Und wir können gar nicht genug bekommen von Knut. Wir gehen in den Zoo, wir kaufen Videos und DVDs, wir bestaunen die immer neuen Bilder im Internet und in der Zeitung, wir decken uns ein mit Knut-Plüsch-Bären, Knut-Postkarten und Knut- T-Shirts ein. Wir machen Knut für alles mitverantwortlich, was erfolgreich ist und unser Gemüt aufhellt. Kurzum: Wir können nicht mehr ohne Knut. Der ist längst ein Wirtschaftsfaktor und sorgt auch diesbezüglich für Aufwind - in den Kassen wie im Gemüt.
"Ich werde Knut zum Gegenstand meines nächsten Seminars machen", sagt auch Peter Walschburger, Biopsychologe an der Freien Universität. Die Knut-Geschichte beinhalte alles, was Psychologie ausmache, praxisnäher könne man deshalb gar nicht sein.
Walschburger erklärt das Knut-Phänomen folgendermaßen: Da greife zunächst das so genannte Kindchen-Schema. Knuts rundliche Konturen, seine Stupsnase, die kleinen Ohren, seine Knopfaugen würden die Menschen anrühren und für das Tier einnehmen. Auf der anderen Seite sei gerade der Eisbär Synonym für das starke Raubtier sowie für den einsamen Jäger. Dieses Wissen setze bei vielen romantische Assoziationen frei. Hinzu käme der Mythos der Kindesaussetzung. Knut sei von seiner Mutter verstoßen worden, eine dramatische Geschichte, die bis in die Bibel zurückreicht. Schließlich fasziniere die überaus enge Beziehung, die den kleinen Eisbären mit seinem menschlichen Pfleger verbindet. "Wir alle haben Sehnsucht nach einer derart verlässlichen Bindung", sagt Walschburger.
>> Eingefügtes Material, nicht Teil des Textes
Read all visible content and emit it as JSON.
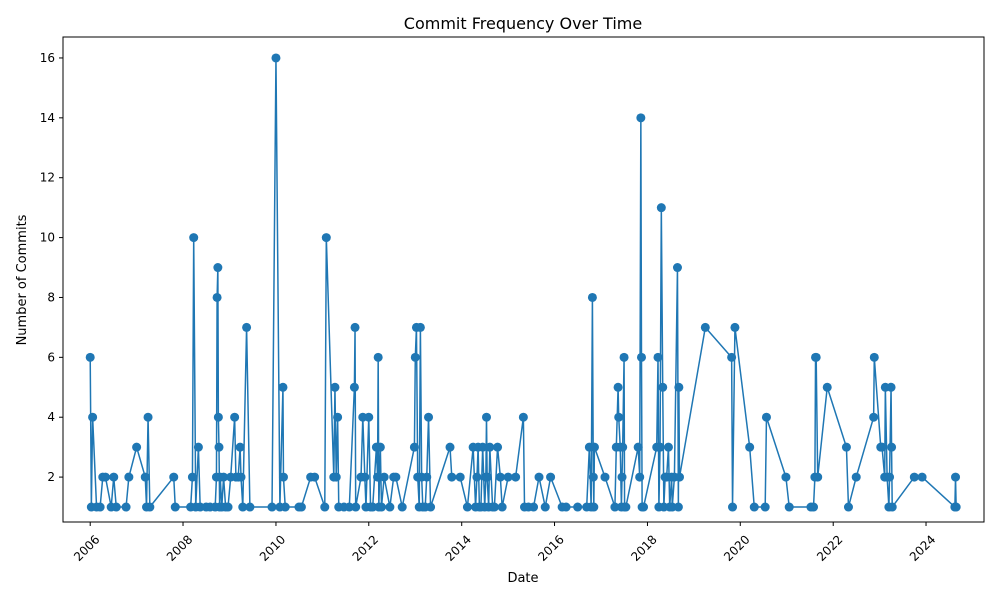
{
  "chart_data": {
    "type": "line",
    "title": "Commit Frequency Over Time",
    "xlabel": "Date",
    "ylabel": "Number of Commits",
    "xlim": [
      "2005-06-01",
      "2025-04-01"
    ],
    "ylim": [
      0.5,
      16.7
    ],
    "x_ticks": [
      "2006",
      "2008",
      "2010",
      "2012",
      "2014",
      "2016",
      "2018",
      "2020",
      "2022",
      "2024"
    ],
    "y_ticks": [
      2,
      4,
      6,
      8,
      10,
      12,
      14,
      16
    ],
    "grid": false,
    "legend": "none",
    "marker": "circle",
    "color": "#1f77b4",
    "series": [
      {
        "points": [
          [
            "2006-01-01",
            6
          ],
          [
            "2006-01-10",
            1
          ],
          [
            "2006-01-20",
            4
          ],
          [
            "2006-02-20",
            1
          ],
          [
            "2006-03-20",
            1
          ],
          [
            "2006-04-10",
            2
          ],
          [
            "2006-05-01",
            2
          ],
          [
            "2006-06-15",
            1
          ],
          [
            "2006-07-05",
            2
          ],
          [
            "2006-07-25",
            1
          ],
          [
            "2006-10-10",
            1
          ],
          [
            "2006-11-01",
            2
          ],
          [
            "2007-01-01",
            3
          ],
          [
            "2007-03-10",
            2
          ],
          [
            "2007-03-20",
            1
          ],
          [
            "2007-04-01",
            4
          ],
          [
            "2007-04-15",
            1
          ],
          [
            "2007-10-20",
            2
          ],
          [
            "2007-11-01",
            1
          ],
          [
            "2008-03-01",
            1
          ],
          [
            "2008-03-15",
            2
          ],
          [
            "2008-03-25",
            10
          ],
          [
            "2008-04-10",
            1
          ],
          [
            "2008-05-01",
            3
          ],
          [
            "2008-05-15",
            1
          ],
          [
            "2008-07-01",
            1
          ],
          [
            "2008-08-01",
            1
          ],
          [
            "2008-09-10",
            1
          ],
          [
            "2008-09-20",
            2
          ],
          [
            "2008-09-25",
            8
          ],
          [
            "2008-10-01",
            9
          ],
          [
            "2008-10-05",
            4
          ],
          [
            "2008-10-10",
            3
          ],
          [
            "2008-10-15",
            1
          ],
          [
            "2008-10-20",
            2
          ],
          [
            "2008-11-01",
            1
          ],
          [
            "2008-11-15",
            2
          ],
          [
            "2008-12-01",
            1
          ],
          [
            "2008-12-20",
            1
          ],
          [
            "2009-01-10",
            2
          ],
          [
            "2009-02-10",
            4
          ],
          [
            "2009-02-20",
            2
          ],
          [
            "2009-03-10",
            2
          ],
          [
            "2009-03-25",
            3
          ],
          [
            "2009-04-01",
            2
          ],
          [
            "2009-04-15",
            1
          ],
          [
            "2009-05-15",
            7
          ],
          [
            "2009-06-10",
            1
          ],
          [
            "2009-12-01",
            1
          ],
          [
            "2010-01-01",
            16
          ],
          [
            "2010-02-01",
            1
          ],
          [
            "2010-02-25",
            5
          ],
          [
            "2010-03-01",
            2
          ],
          [
            "2010-03-15",
            1
          ],
          [
            "2010-07-01",
            1
          ],
          [
            "2010-07-20",
            1
          ],
          [
            "2010-10-01",
            2
          ],
          [
            "2010-11-01",
            2
          ],
          [
            "2011-01-20",
            1
          ],
          [
            "2011-02-01",
            10
          ],
          [
            "2011-04-01",
            2
          ],
          [
            "2011-04-10",
            5
          ],
          [
            "2011-04-20",
            2
          ],
          [
            "2011-05-01",
            4
          ],
          [
            "2011-05-10",
            1
          ],
          [
            "2011-06-20",
            1
          ],
          [
            "2011-08-01",
            1
          ],
          [
            "2011-09-10",
            5
          ],
          [
            "2011-09-15",
            7
          ],
          [
            "2011-09-20",
            1
          ],
          [
            "2011-11-01",
            2
          ],
          [
            "2011-11-15",
            4
          ],
          [
            "2011-12-01",
            2
          ],
          [
            "2011-12-10",
            1
          ],
          [
            "2012-01-01",
            4
          ],
          [
            "2012-01-15",
            1
          ],
          [
            "2012-02-01",
            1
          ],
          [
            "2012-03-01",
            3
          ],
          [
            "2012-03-10",
            2
          ],
          [
            "2012-03-15",
            6
          ],
          [
            "2012-03-20",
            1
          ],
          [
            "2012-04-01",
            3
          ],
          [
            "2012-04-10",
            1
          ],
          [
            "2012-05-01",
            2
          ],
          [
            "2012-06-15",
            1
          ],
          [
            "2012-07-15",
            2
          ],
          [
            "2012-08-01",
            2
          ],
          [
            "2012-09-20",
            1
          ],
          [
            "2012-12-25",
            3
          ],
          [
            "2013-01-01",
            6
          ],
          [
            "2013-01-10",
            7
          ],
          [
            "2013-01-20",
            2
          ],
          [
            "2013-02-01",
            1
          ],
          [
            "2013-02-10",
            7
          ],
          [
            "2013-02-20",
            2
          ],
          [
            "2013-03-01",
            1
          ],
          [
            "2013-03-20",
            1
          ],
          [
            "2013-04-01",
            2
          ],
          [
            "2013-04-15",
            4
          ],
          [
            "2013-05-01",
            1
          ],
          [
            "2013-10-01",
            3
          ],
          [
            "2013-10-15",
            2
          ],
          [
            "2013-12-20",
            2
          ],
          [
            "2014-02-15",
            1
          ],
          [
            "2014-04-01",
            3
          ],
          [
            "2014-04-20",
            1
          ],
          [
            "2014-05-01",
            2
          ],
          [
            "2014-05-10",
            3
          ],
          [
            "2014-05-20",
            1
          ],
          [
            "2014-06-01",
            1
          ],
          [
            "2014-06-15",
            3
          ],
          [
            "2014-07-01",
            1
          ],
          [
            "2014-07-10",
            2
          ],
          [
            "2014-07-15",
            4
          ],
          [
            "2014-07-20",
            2
          ],
          [
            "2014-08-01",
            1
          ],
          [
            "2014-08-10",
            3
          ],
          [
            "2014-09-01",
            1
          ],
          [
            "2014-09-15",
            1
          ],
          [
            "2014-10-10",
            3
          ],
          [
            "2014-11-01",
            2
          ],
          [
            "2014-11-15",
            1
          ],
          [
            "2015-01-01",
            2
          ],
          [
            "2015-03-01",
            2
          ],
          [
            "2015-05-01",
            4
          ],
          [
            "2015-05-10",
            1
          ],
          [
            "2015-06-10",
            1
          ],
          [
            "2015-07-20",
            1
          ],
          [
            "2015-09-01",
            2
          ],
          [
            "2015-10-20",
            1
          ],
          [
            "2015-12-01",
            2
          ],
          [
            "2016-03-01",
            1
          ],
          [
            "2016-04-01",
            1
          ],
          [
            "2016-07-01",
            1
          ],
          [
            "2016-09-10",
            1
          ],
          [
            "2016-10-01",
            3
          ],
          [
            "2016-10-15",
            1
          ],
          [
            "2016-10-25",
            8
          ],
          [
            "2016-11-01",
            2
          ],
          [
            "2016-11-05",
            1
          ],
          [
            "2016-11-10",
            3
          ],
          [
            "2017-02-01",
            2
          ],
          [
            "2017-04-20",
            1
          ],
          [
            "2017-05-01",
            3
          ],
          [
            "2017-05-15",
            5
          ],
          [
            "2017-05-20",
            4
          ],
          [
            "2017-06-01",
            3
          ],
          [
            "2017-06-10",
            1
          ],
          [
            "2017-06-15",
            2
          ],
          [
            "2017-06-20",
            3
          ],
          [
            "2017-07-01",
            6
          ],
          [
            "2017-07-05",
            1
          ],
          [
            "2017-07-15",
            1
          ],
          [
            "2017-10-20",
            3
          ],
          [
            "2017-11-01",
            2
          ],
          [
            "2017-11-10",
            14
          ],
          [
            "2017-11-15",
            6
          ],
          [
            "2017-11-20",
            1
          ],
          [
            "2017-12-01",
            1
          ],
          [
            "2018-03-15",
            3
          ],
          [
            "2018-03-25",
            6
          ],
          [
            "2018-04-01",
            1
          ],
          [
            "2018-04-10",
            3
          ],
          [
            "2018-04-20",
            11
          ],
          [
            "2018-05-01",
            5
          ],
          [
            "2018-05-10",
            1
          ],
          [
            "2018-05-20",
            2
          ],
          [
            "2018-06-01",
            2
          ],
          [
            "2018-06-15",
            3
          ],
          [
            "2018-06-25",
            1
          ],
          [
            "2018-07-10",
            2
          ],
          [
            "2018-07-15",
            1
          ],
          [
            "2018-08-01",
            2
          ],
          [
            "2018-08-25",
            9
          ],
          [
            "2018-09-01",
            1
          ],
          [
            "2018-09-05",
            5
          ],
          [
            "2018-09-10",
            2
          ],
          [
            "2019-04-01",
            7
          ],
          [
            "2019-10-25",
            6
          ],
          [
            "2019-11-01",
            1
          ],
          [
            "2019-11-20",
            7
          ],
          [
            "2020-03-15",
            3
          ],
          [
            "2020-04-20",
            1
          ],
          [
            "2020-07-15",
            1
          ],
          [
            "2020-07-25",
            4
          ],
          [
            "2020-12-25",
            2
          ],
          [
            "2021-01-20",
            1
          ],
          [
            "2021-07-10",
            1
          ],
          [
            "2021-07-30",
            1
          ],
          [
            "2021-08-10",
            2
          ],
          [
            "2021-08-15",
            6
          ],
          [
            "2021-08-20",
            6
          ],
          [
            "2021-09-01",
            2
          ],
          [
            "2021-11-15",
            5
          ],
          [
            "2022-04-15",
            3
          ],
          [
            "2022-05-01",
            1
          ],
          [
            "2022-07-01",
            2
          ],
          [
            "2022-11-15",
            4
          ],
          [
            "2022-11-20",
            6
          ],
          [
            "2023-01-10",
            3
          ],
          [
            "2023-01-20",
            3
          ],
          [
            "2023-02-10",
            2
          ],
          [
            "2023-02-15",
            5
          ],
          [
            "2023-03-01",
            2
          ],
          [
            "2023-03-15",
            1
          ],
          [
            "2023-03-20",
            2
          ],
          [
            "2023-04-01",
            5
          ],
          [
            "2023-04-05",
            3
          ],
          [
            "2023-04-10",
            1
          ],
          [
            "2023-10-01",
            2
          ],
          [
            "2023-12-01",
            2
          ],
          [
            "2024-08-15",
            1
          ],
          [
            "2024-08-20",
            2
          ],
          [
            "2024-08-25",
            1
          ]
        ]
      }
    ]
  }
}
Ohne die Medien allerdings wäre der kleine Eisbär nicht zu dem geworden was er ist - ein globaler Star. Walschburger macht vor allem die vielen Bilder von Knut, die jederzeit und überall zu haben sind, für dessen Berühmtheit verantwortlich. Auch die Berichte in Fernsehen und Internet hätten eine gigantische Verstärkerwirkung, sagt er. "Meist schaffen es die negativen, furchterregenden Nachrichten ganz nach vorn. Im Fall von Knut ist endlich einmal eine positive Nachricht das Top-Thema, "das macht die Leute glücklich."
So kommt es, dass sogar in den USA viele Menschen inzwischen Knut-verrückt sind und die Plüschvariante des kleinen Bären auch dort reißenden Absatz findet.